(Partly reformatted from a conversation with Dylan)

Wanting to be closer to home was definitely a factor, so that was a location thing rather than Hampshire as an institution. Both because I was at a distance that made it impossible on a practice level for me to do things like… drive home for the weekend or whatever, and also because it made plane tickets really expensive so even coming home for breaks was a challenge (and as a side note I learned that time difference are a bitch in communication).

     The weather was another thing. Not seeing the sun was really hard on me, and the whole ice skating from building to building didn’t give me a lot of motivation to go out and do anything, which only made me feel more isolated and kind of trapped. While it might have been easier now knowing what to expect and how to deal with it a little better, the weather isn’t something that’s going to change much (and when it’s warm it’s all humid, and who likes that? Not me).

Transportation-al things weren’t deciding factors, but they didn’t help. Not that I minded taking the bus, but when it’s 12 degrees outside it’s way less appealing, and going in to Amherst somehow always became an all day thing even if we were only gonna go for like an hour (and Northampton always took forever because the bus was never on time), and even if I could afford a car who would want to dig it out of the snow? So that kind of added to the isolated feeling. I think a more urban campus would make life a lot easier on me. I’m kind of… high stress, so the only way for me not to do/think/worry about work is to be doing something else that almost entirely consumes my attention – which I don’t do often enough – and being able to get off campus or go do something are the easiest means of escape both mentally and physically.

While I loved that I could basically do and study anything I wanted at Hampshire, that was also a source of stress for me because I felt like every day I was re-deciding what I was doing, what I wanted to do, how to do it. For better or worse at a “normal” college you have a path that you’re on, and if you really change your mind about it you can switch majors or minors or whatever and change the path, but at the end of the day you’re still on a path. At Hampshire sometimes I felt like I was stumbling around in the wilderness, looking for the path (something I did literally a few times as well). That wasn’t because of a lack of advising or anything- Will was great and I’m sure if I had said, “Can you help me outline a little more how I can meet some of my goals with classes and professors to work with and so on” he would have, but I still don’t think it would have made a difference. I’m a pretty indecisive person, and I’m learning that until I’m really locked into a decision (and even then…), every choice I didn’t make seems like the better one. As Lipkin said to me when discussing school and this next year, “The grass is going to seem greener wherever you aren’t.”

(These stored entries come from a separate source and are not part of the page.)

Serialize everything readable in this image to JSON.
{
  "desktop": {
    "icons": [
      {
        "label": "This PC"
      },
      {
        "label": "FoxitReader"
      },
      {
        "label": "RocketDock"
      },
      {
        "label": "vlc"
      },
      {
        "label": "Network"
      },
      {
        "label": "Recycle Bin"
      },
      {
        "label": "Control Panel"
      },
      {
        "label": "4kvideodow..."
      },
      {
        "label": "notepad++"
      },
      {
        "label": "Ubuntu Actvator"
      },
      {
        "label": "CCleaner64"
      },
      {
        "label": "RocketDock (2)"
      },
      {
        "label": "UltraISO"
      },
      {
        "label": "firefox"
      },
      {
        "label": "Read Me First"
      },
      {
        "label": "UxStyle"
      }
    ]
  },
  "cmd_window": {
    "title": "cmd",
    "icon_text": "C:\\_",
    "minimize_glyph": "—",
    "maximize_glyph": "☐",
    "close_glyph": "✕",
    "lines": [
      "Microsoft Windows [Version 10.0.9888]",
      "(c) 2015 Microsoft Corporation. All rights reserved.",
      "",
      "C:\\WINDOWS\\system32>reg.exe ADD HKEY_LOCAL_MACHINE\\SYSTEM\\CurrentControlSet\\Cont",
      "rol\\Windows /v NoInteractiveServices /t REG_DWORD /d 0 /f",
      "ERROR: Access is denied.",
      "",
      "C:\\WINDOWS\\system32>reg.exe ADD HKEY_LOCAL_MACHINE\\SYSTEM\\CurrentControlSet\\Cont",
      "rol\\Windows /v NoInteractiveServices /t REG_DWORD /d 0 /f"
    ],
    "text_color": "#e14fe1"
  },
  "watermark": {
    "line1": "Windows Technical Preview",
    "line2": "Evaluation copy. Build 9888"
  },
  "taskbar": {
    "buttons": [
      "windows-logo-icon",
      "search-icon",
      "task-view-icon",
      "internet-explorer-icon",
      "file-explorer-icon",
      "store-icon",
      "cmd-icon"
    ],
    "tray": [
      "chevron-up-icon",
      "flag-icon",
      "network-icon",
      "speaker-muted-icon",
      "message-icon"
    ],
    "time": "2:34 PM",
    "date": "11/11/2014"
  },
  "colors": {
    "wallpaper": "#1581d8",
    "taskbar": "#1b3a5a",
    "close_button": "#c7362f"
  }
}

I’d really like to go somewhere with a screenwriting program/department. Even if it’s not my major, I want there to be more for me in that area than one or two classes taught every few years. Even though I could study both writing and film at Hampshire, actually getting the two to intersect in terms of classes was really difficult because (as Will said) “None of the writing people want to teach screenwriting because it’s really film, and none of the film people want to teach it because it’s really writing.”

Not as a deciding, but a contributing factor, was the general extremity of the Hampshire community. While I can definitely appreciate it more now that I am away, it was really challenging sometimes to deal with the fact that no matter what the issue was (be it politics or art or science) it felt like everyone at Hampshire was at the most extreme ends of whatever spectrum it was. I recognize, of course, that not everyone was that way it’s just that he who speaks the loudest gets heard, and in some forms that extremity I felt exists everywhere, but anyone who’s gone to Hampshire has to admit the polarity that exists in such a big way there. Alex and I had a lot of… discussions/debates/arguments of the year about a lot of things, but at the end of the day what we were doing was still exchanging ideas and viewpoints and I got the feeling that a lot of people were really interested in that exchange, they just wanted to tell you their opinion and why you were wrong. Of course, I’m getting nitpicky at this point, because that’s just an opinion and that’s the result of interactions with certain individuals or groups of people. But some days it just felt like it was in the air there.
But I’ll probably miss all those people if/when I end up surrounded by human zombies without opinions. We’ll cross that bridge when we come to it though.

I’m chatting with Alex now, so I’m just gonna chalk this up to done and I’ll amend it later if need be.